Sie schaute mich wieder an und hoffte darauf, dass es eines Tages einen anderen Frieden geben könnte. Ein römischer Friede, geisterte mir gerade noch durch den Kopf, als die Gwrach aufgetaucht war. Sie erinnerte mich gleich wieder daran, wie sie mir geholfen hatte, ein gutes Versteck für die Waffen zu finden und überraschte mich, als sie sagte, sie sei eine der Priesterinnen von Mona gewesen. Zum Glück konnte das Aglaia nicht verstehen, sonst hätte sie sich sicher dazu genötigt gefühlt, auch das zu melden.

"Eine ehrwürdige Priesterin?

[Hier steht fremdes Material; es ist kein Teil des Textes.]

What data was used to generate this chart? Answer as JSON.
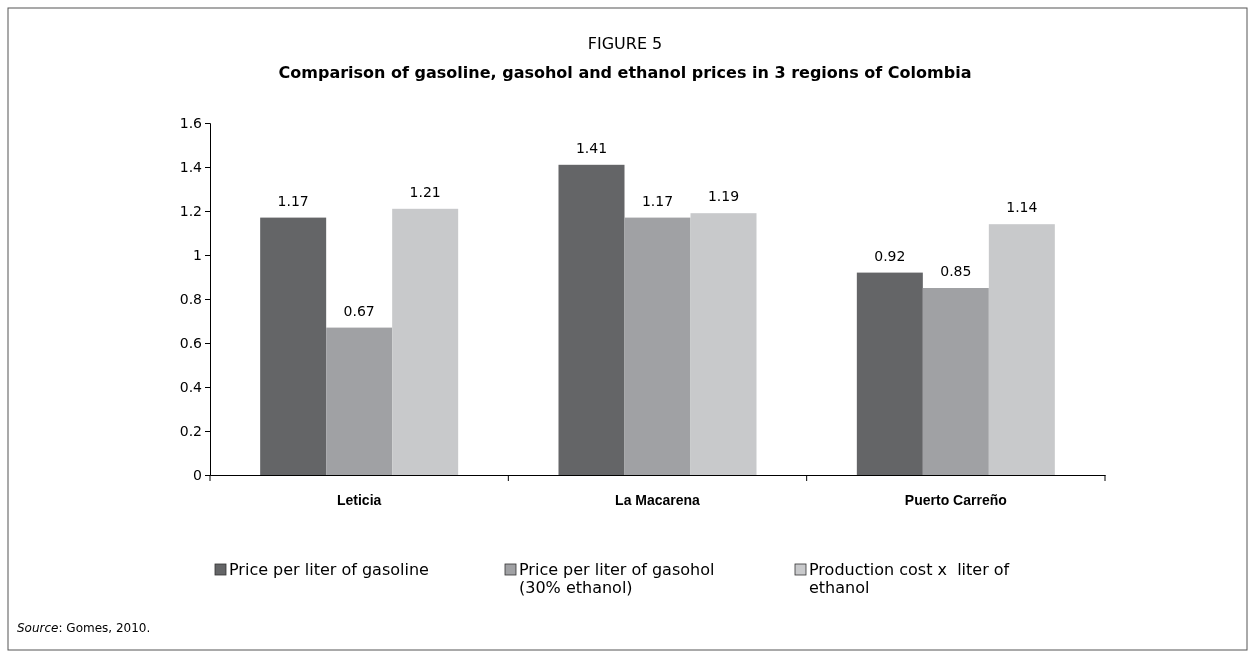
{
  "chart_data": {
    "type": "bar",
    "title": "FIGURE 5",
    "subtitle": "Comparison of gasoline, gasohol and ethanol prices in 3 regions of Colombia",
    "categories": [
      "Leticia",
      "La Macarena",
      "Puerto Carreño"
    ],
    "series": [
      {
        "name": "Price per liter of gasoline",
        "color": "#646567",
        "values": [
          1.17,
          1.41,
          0.92
        ]
      },
      {
        "name": "Price per liter of gasohol (30% ethanol)",
        "color": "#a0a1a4",
        "values": [
          0.67,
          1.17,
          0.85
        ]
      },
      {
        "name": "Production cost x  liter of ethanol",
        "color": "#c8c9cb",
        "values": [
          1.21,
          1.19,
          1.14
        ]
      }
    ],
    "ylim": [
      0,
      1.6
    ],
    "yticks": [
      0,
      0.2,
      0.4,
      0.6,
      0.8,
      1,
      1.2,
      1.4,
      1.6
    ],
    "data_labels": true,
    "legend": "bottom",
    "grid": false,
    "annotations": [
      "Source: Gomes, 2010."
    ]
  }
}
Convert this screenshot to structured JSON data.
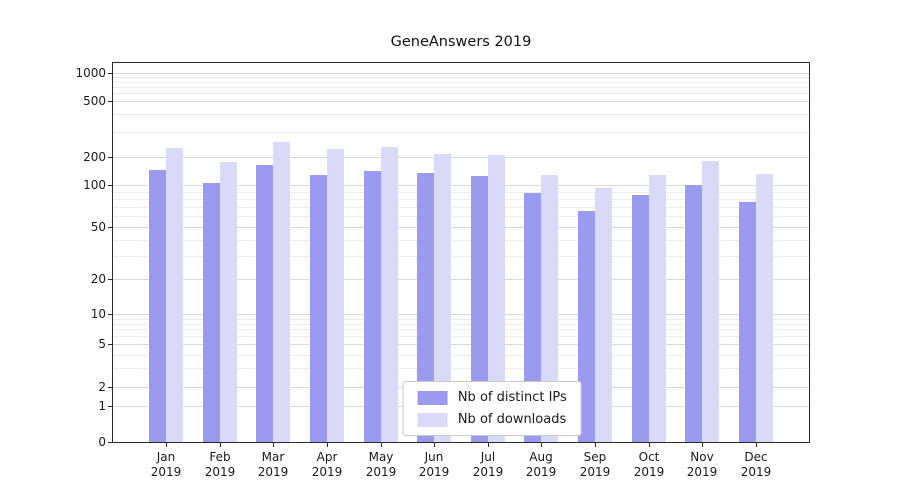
{
  "title": "GeneAnswers 2019",
  "chart_data": {
    "type": "bar",
    "title": "GeneAnswers 2019",
    "categories": [
      "Jan",
      "Feb",
      "Mar",
      "Apr",
      "May",
      "Jun",
      "Jul",
      "Aug",
      "Sep",
      "Oct",
      "Nov",
      "Dec"
    ],
    "year": "2019",
    "series": [
      {
        "name": "Nb of distinct IPs",
        "color": "#9a9aee",
        "values": [
          145,
          105,
          165,
          130,
          140,
          135,
          125,
          88,
          65,
          85,
          100,
          76
        ]
      },
      {
        "name": "Nb of downloads",
        "color": "#d9d9f8",
        "values": [
          230,
          175,
          255,
          225,
          235,
          210,
          205,
          130,
          95,
          128,
          180,
          133
        ]
      }
    ],
    "yscale": "symlog",
    "yticks": [
      0,
      1,
      2,
      5,
      10,
      20,
      50,
      100,
      200,
      500,
      1000
    ],
    "ylim": [
      0,
      1150
    ],
    "grid": true,
    "legend_position": "lower center"
  }
}
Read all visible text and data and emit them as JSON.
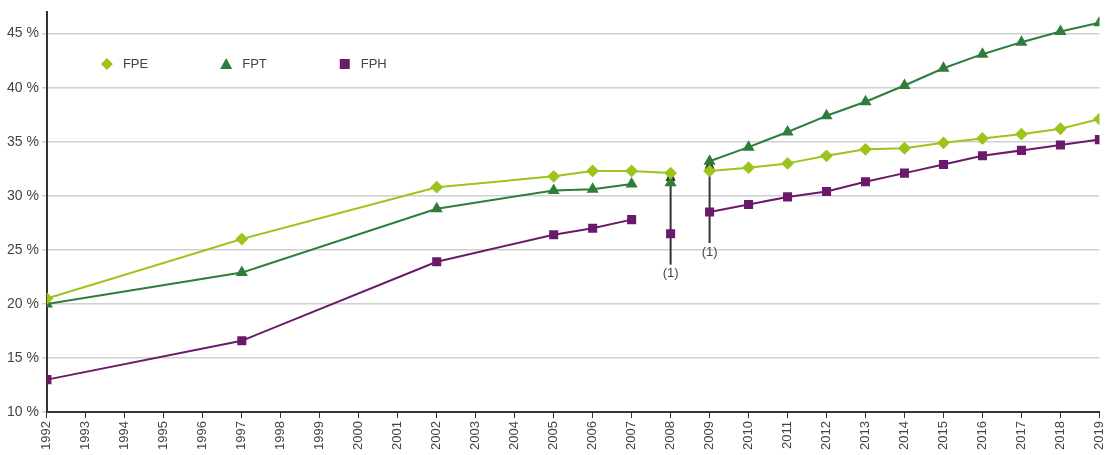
{
  "chart_data": {
    "type": "line",
    "xlim": [
      1992,
      2019
    ],
    "xticks": [
      1992,
      1993,
      1994,
      1995,
      1996,
      1997,
      1998,
      1999,
      2000,
      2001,
      2002,
      2003,
      2004,
      2005,
      2006,
      2007,
      2008,
      2009,
      2010,
      2011,
      2012,
      2013,
      2014,
      2015,
      2016,
      2017,
      2018,
      2019
    ],
    "ylim": [
      10,
      47
    ],
    "yticks": [
      {
        "value": 10,
        "label": "10 %"
      },
      {
        "value": 15,
        "label": "15 %"
      },
      {
        "value": 20,
        "label": "20 %"
      },
      {
        "value": 25,
        "label": "25 %"
      },
      {
        "value": 30,
        "label": "30 %"
      },
      {
        "value": 35,
        "label": "35 %"
      },
      {
        "value": 40,
        "label": "40 %"
      },
      {
        "value": 45,
        "label": "45 %"
      }
    ],
    "grid": "y",
    "legend": "top left",
    "series": [
      {
        "name": "FPE",
        "color": "#9dc41a",
        "marker": "diamond",
        "x": [
          1992,
          1997,
          2002,
          2005,
          2006,
          2007,
          2008
        ],
        "values": [
          20.5,
          26.0,
          30.8,
          31.8,
          32.3,
          32.3,
          32.1
        ]
      },
      {
        "name": "FPT",
        "color": "#2e7d3a",
        "marker": "triangle",
        "x": [
          1992,
          1997,
          2002,
          2005,
          2006,
          2007
        ],
        "values": [
          20.0,
          22.9,
          28.8,
          30.5,
          30.6,
          31.1
        ]
      },
      {
        "name": "FPH",
        "color": "#6b1a6b",
        "marker": "square",
        "x": [
          1992,
          1997,
          2002,
          2005,
          2006,
          2007
        ],
        "values": [
          13.0,
          16.6,
          23.9,
          26.4,
          27.0,
          27.8
        ]
      },
      {
        "color": "#2e7d3a",
        "marker": "triangle",
        "x": [
          2008
        ],
        "values": [
          31.2
        ]
      },
      {
        "color": "#6b1a6b",
        "marker": "square",
        "x": [
          2008
        ],
        "values": [
          26.5
        ]
      },
      {
        "color": "#9dc41a",
        "marker": "diamond",
        "x": [
          2009,
          2010,
          2011,
          2012,
          2013,
          2014,
          2015,
          2016,
          2017,
          2018,
          2019
        ],
        "values": [
          32.3,
          32.6,
          33.0,
          33.7,
          34.3,
          34.4,
          34.9,
          35.3,
          35.7,
          36.2,
          37.1
        ]
      },
      {
        "color": "#2e7d3a",
        "marker": "triangle",
        "x": [
          2009,
          2010,
          2011,
          2012,
          2013,
          2014,
          2015,
          2016,
          2017,
          2018,
          2019
        ],
        "values": [
          33.2,
          34.5,
          35.9,
          37.4,
          38.7,
          40.2,
          41.8,
          43.1,
          44.2,
          45.2,
          46.0
        ]
      },
      {
        "color": "#6b1a6b",
        "marker": "square",
        "x": [
          2009,
          2010,
          2011,
          2012,
          2013,
          2014,
          2015,
          2016,
          2017,
          2018,
          2019
        ],
        "values": [
          28.5,
          29.2,
          29.9,
          30.4,
          31.3,
          32.1,
          32.9,
          33.7,
          34.2,
          34.7,
          35.2
        ]
      }
    ],
    "annotations": [
      {
        "text": "(1)",
        "x": 2008,
        "y": 26.5
      },
      {
        "text": "(1)",
        "x": 2009,
        "y": 28.5
      }
    ]
  }
}
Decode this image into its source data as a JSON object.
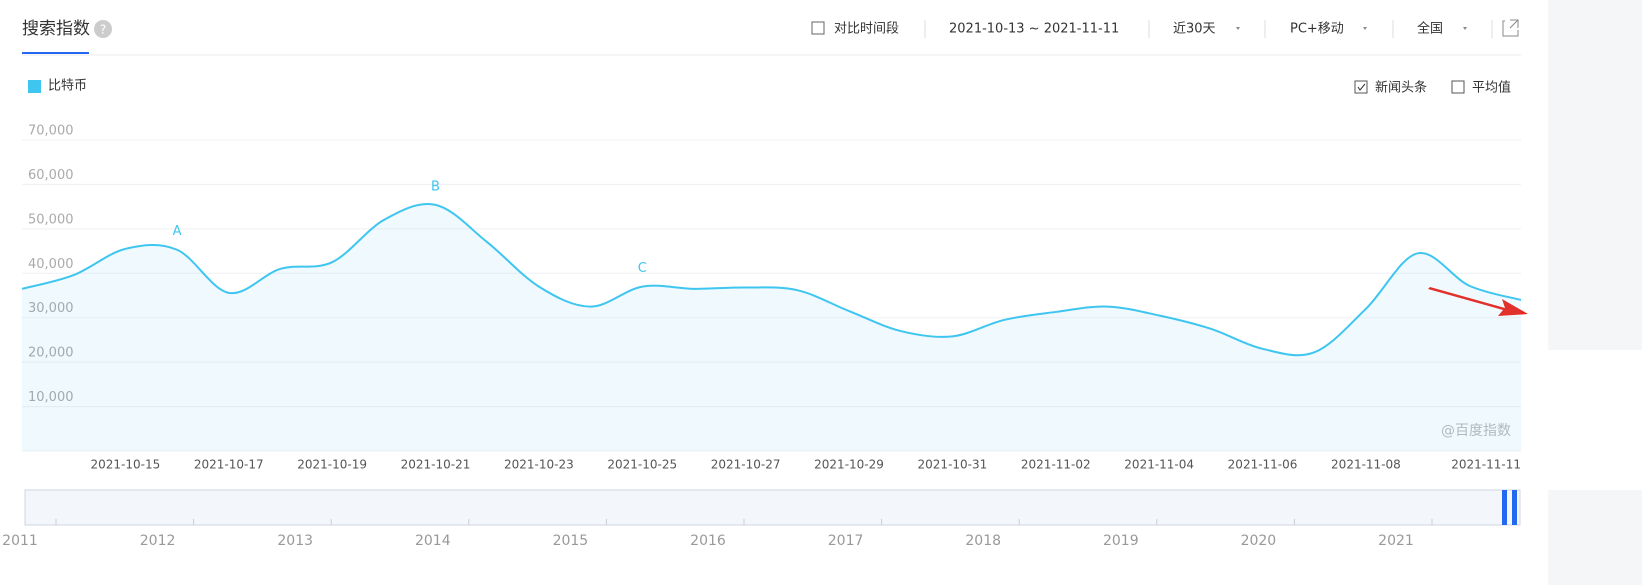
{
  "header": {
    "title": "搜索指数",
    "compare": "对比时间段",
    "range": "2021-10-13 ~ 2021-11-11",
    "period": "近30天",
    "device": "PC+移动",
    "region": "全国"
  },
  "options": {
    "news": "新闻头条",
    "average": "平均值"
  },
  "watermark": "@百度指数",
  "navigator": {
    "years": [
      "2011",
      "2012",
      "2013",
      "2014",
      "2015",
      "2016",
      "2017",
      "2018",
      "2019",
      "2020",
      "2021"
    ]
  },
  "chart_data": {
    "type": "area",
    "annotations": [
      "A",
      "B",
      "C"
    ],
    "categories": [
      null,
      null,
      "2021-10-15",
      null,
      "2021-10-17",
      null,
      "2021-10-19",
      null,
      "2021-10-21",
      null,
      "2021-10-23",
      null,
      "2021-10-25",
      null,
      "2021-10-27",
      null,
      "2021-10-29",
      null,
      "2021-10-31",
      null,
      "2021-11-02",
      null,
      "2021-11-04",
      null,
      "2021-11-06",
      null,
      "2021-11-08",
      null,
      null,
      "2021-11-11"
    ],
    "series": [
      {
        "name": "比特币",
        "color": "#3ec5f0",
        "values": [
          36500,
          39600,
          45500,
          45300,
          35600,
          41000,
          42500,
          52000,
          55400,
          47000,
          37000,
          32500,
          37000,
          36500,
          36800,
          36200,
          31500,
          27000,
          25800,
          29500,
          31300,
          32500,
          30500,
          27500,
          23000,
          22200,
          32000,
          44500,
          37200,
          34000
        ]
      }
    ],
    "ylim": [
      0,
      70000
    ],
    "yticks": [
      {
        "value": 10000,
        "label": "10,000"
      },
      {
        "value": 20000,
        "label": "20,000"
      },
      {
        "value": 30000,
        "label": "30,000"
      },
      {
        "value": 40000,
        "label": "40,000"
      },
      {
        "value": 50000,
        "label": "50,000"
      },
      {
        "value": 60000,
        "label": "60,000"
      },
      {
        "value": 70000,
        "label": "70,000"
      }
    ],
    "grid": true
  }
}
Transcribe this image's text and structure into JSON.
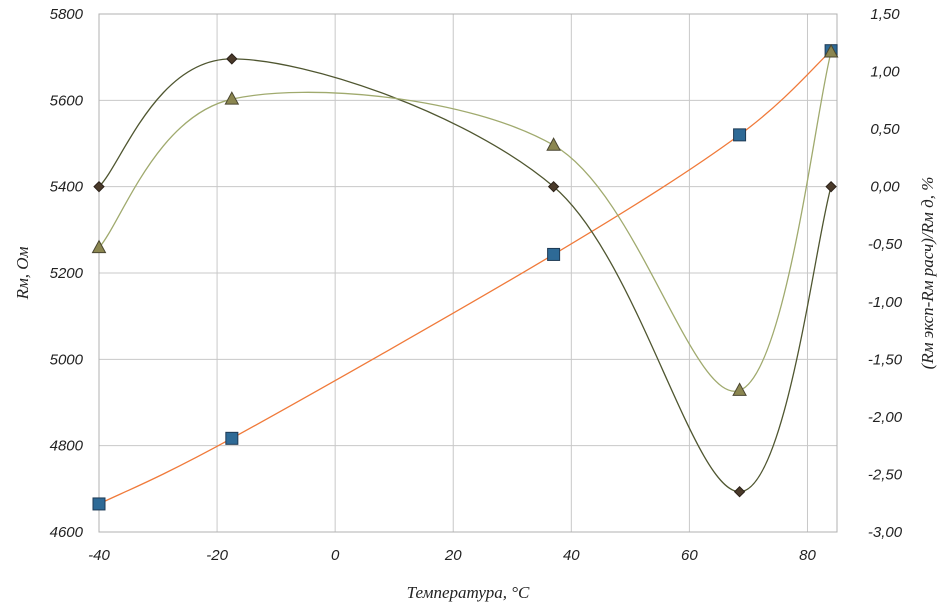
{
  "chart_data": {
    "type": "line",
    "title": "",
    "xlabel": "Температура, °С",
    "ylabel_left": "Rм, Ом",
    "ylabel_right": "(Rм эксп-Rм расч)/Rм д, %",
    "xlim": [
      -40,
      85
    ],
    "ylim_left": [
      4600,
      5800
    ],
    "ylim_right": [
      -3.0,
      1.5
    ],
    "x_ticks": [
      "-40",
      "-20",
      "0",
      "20",
      "40",
      "60",
      "80"
    ],
    "y_left_ticks": [
      "4600",
      "4800",
      "5000",
      "5200",
      "5400",
      "5600",
      "5800"
    ],
    "y_right_ticks": [
      "-3,00",
      "-2,50",
      "-2,00",
      "-1,50",
      "-1,00",
      "-0,50",
      "0,00",
      "0,50",
      "1,00",
      "1,50"
    ],
    "grid": true,
    "legend": "none",
    "series": [
      {
        "axis": "left",
        "marker": "square",
        "color": "#2e6a96",
        "line_color": "#f07a3a",
        "points": [
          [
            -40,
            4665
          ],
          [
            -17.5,
            4817
          ],
          [
            37,
            5243
          ],
          [
            68.5,
            5520
          ],
          [
            84,
            5715
          ]
        ]
      },
      {
        "axis": "right",
        "marker": "diamond",
        "color": "#4a3a2a",
        "line_color": "#4f5630",
        "points": [
          [
            -40,
            0.0
          ],
          [
            -17.5,
            1.11
          ],
          [
            37,
            0.0
          ],
          [
            68.5,
            -2.65
          ],
          [
            84,
            0.0
          ]
        ]
      },
      {
        "axis": "right",
        "marker": "triangle",
        "color": "#8b8650",
        "line_color": "#a0aa6e",
        "points": [
          [
            -40,
            -0.53
          ],
          [
            -17.5,
            0.76
          ],
          [
            37,
            0.36
          ],
          [
            68.5,
            -1.77
          ],
          [
            84,
            1.17
          ]
        ]
      }
    ]
  }
}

Du?" fragte ich nun etwas verwirrt. Da fiel mir ein, immer wenn die Gwrach auftauchte, verwirrte sie mich sogleich. Die Tatsache, dass sie Latein sprach, als sei sie eine Römerin, während sie Aglaias Gruß entgegnete, verstärkte das Ganze noch. Völlig konfus war ich, als sie sich dann wieder an mich wandte und problemlos wieder ins Keltische wechselte.

"Ich bin ihr verpflichtet, aber ich liebe sie auch. Und ich kann wohl kaum mit ihr zu einem der heiligen Orte gehen. Die würden sie dort glatt lynchen und den Göttern opfern!" Dann sprach sie wieder zu Aglaia und gab sich als einfache alte Frau aus, die scheinbar Hunger hatte und nicht allein sein wollte. Ich sah kurz zu Aglaia und zog die Augenbrauen nach oben. So hatte sie sich den Abend bestimmt nicht vorgestellt. Andererseits wollte ich auch nicht riskieren, die Gwrach zu verärgern.

"Aber bitte, setz dich doch für einen Augenblick zu uns!" Ich bot ihr den Rest des Hasen an, den ich noch auf dem Teller hatte und reichte ihr ein Stück Brot dazu. Beides nahm sie, ohne mit der Wimper zu zucken an und futterte drauf los. Das musste für Aglaia alles sehr befremdlich sein, denn woher sollte sie wissen, was eine Gwrach war?  "Gwrach ist nicht ihr Name. Bedeutet, sie ist weise Frau hier von Dorf." In gewisser Weise stimmte das ja vielleicht auch. Auch wenn sich jeder vor ihr fürchtete, sobald sie um die Ecke kam.